Raw map data in OpenDRIVE format is collected from OpenStreetMap. The raw data is imported and preprocessed using MATLAB's Automated Driving Toolbox. Three major intersecting roads within the target area are extracted, and the road environment in that area is recreated. The processed data is then exported to RoadRunner for simulation modeling of realistic traffic scenarios.

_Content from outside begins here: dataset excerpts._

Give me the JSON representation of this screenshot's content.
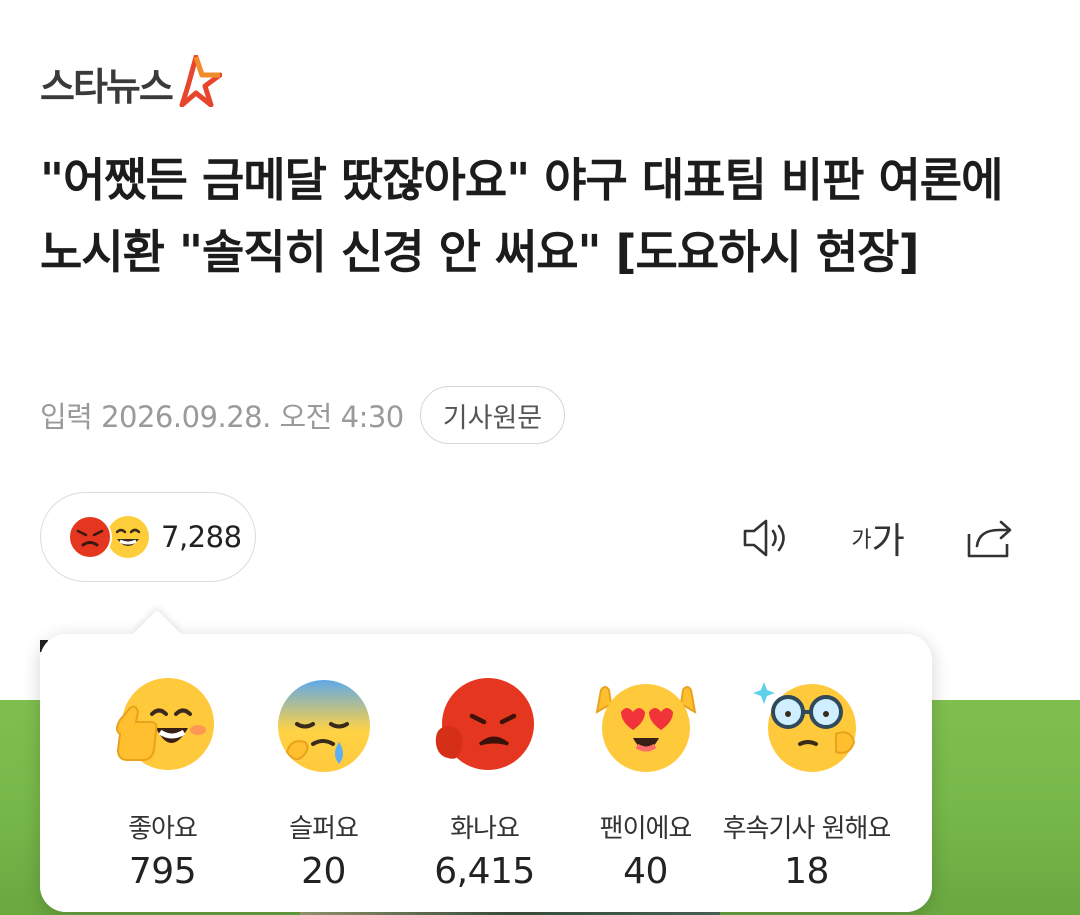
{
  "brand": {
    "logo_text": "스타뉴스"
  },
  "article": {
    "headline": "\"어쨌든 금메달 땄잖아요\" 야구 대표팀 비판 여론에 노시환 \"솔직히 신경 안 써요\" [도요하시 현장]",
    "date": "입력 2026.09.28. 오전 4:30",
    "origin_button": "기사원문"
  },
  "reaction_summary": {
    "count": "7,288",
    "icons": [
      "angry-face-icon",
      "happy-face-icon"
    ]
  },
  "toolbar": {
    "tts_icon": "speaker-icon",
    "font_small": "가",
    "font_big": "가",
    "share_icon": "share-icon"
  },
  "reactions": [
    {
      "label": "좋아요",
      "count": "795",
      "icon": "thumbs-up-face-icon"
    },
    {
      "label": "슬퍼요",
      "count": "20",
      "icon": "sad-face-icon"
    },
    {
      "label": "화나요",
      "count": "6,415",
      "icon": "angry-face-icon"
    },
    {
      "label": "팬이에요",
      "count": "40",
      "icon": "heart-eyes-face-icon"
    },
    {
      "label": "후속기사 원해요",
      "count": "18",
      "icon": "glasses-face-icon"
    }
  ],
  "colors": {
    "brand_red": "#e8452c",
    "brand_orange": "#f28c28",
    "emoji_yellow": "#ffcc3a",
    "angry_red": "#e5361f"
  }
}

A high-definition map information management database is created in PostgreSQL to store the information. The database creation code is available at here.
In RoadRunner r2024a, the traffic elements in the area are simulated and recreated based on Baidu Street View Maps. Then, according to the design requirements of the three typical autonomous driving scenarios, all necessary elements are added to the simulation scene. The final scenarios are available at here
- Configure the connection with RoadRunner in MATLAB.
- Establish a secure connection in MATLAB with an MQTT broker and communicate with the MQTT broker.
- The code for each scenario (PGPS, UOS, LSTCS) integrates the information interaction methods applied in the specific scenario.
- Run the simulation experiments after executing these codes in the following order (take PGPS simulation experiment for example).
-
- 1 step1.m -> step2_2.m -> step2.m
-
- 2 PGPS_AD1_V2V_Receive_final.m (Configure the information receiving port)
-
- 3 PGPS_interaction_p1ad1_2476.m (Information interaction simulation)
-
- 4 step4Velocity2Time_PGPS.m (Speed-time analysis of the actor)
-
- 5 RouteOutput_PGPS.m & RouteOutputIndividually_PGPS.m (Path trajectory analysis of the actor)
This project is released under the Apache 2.0 license.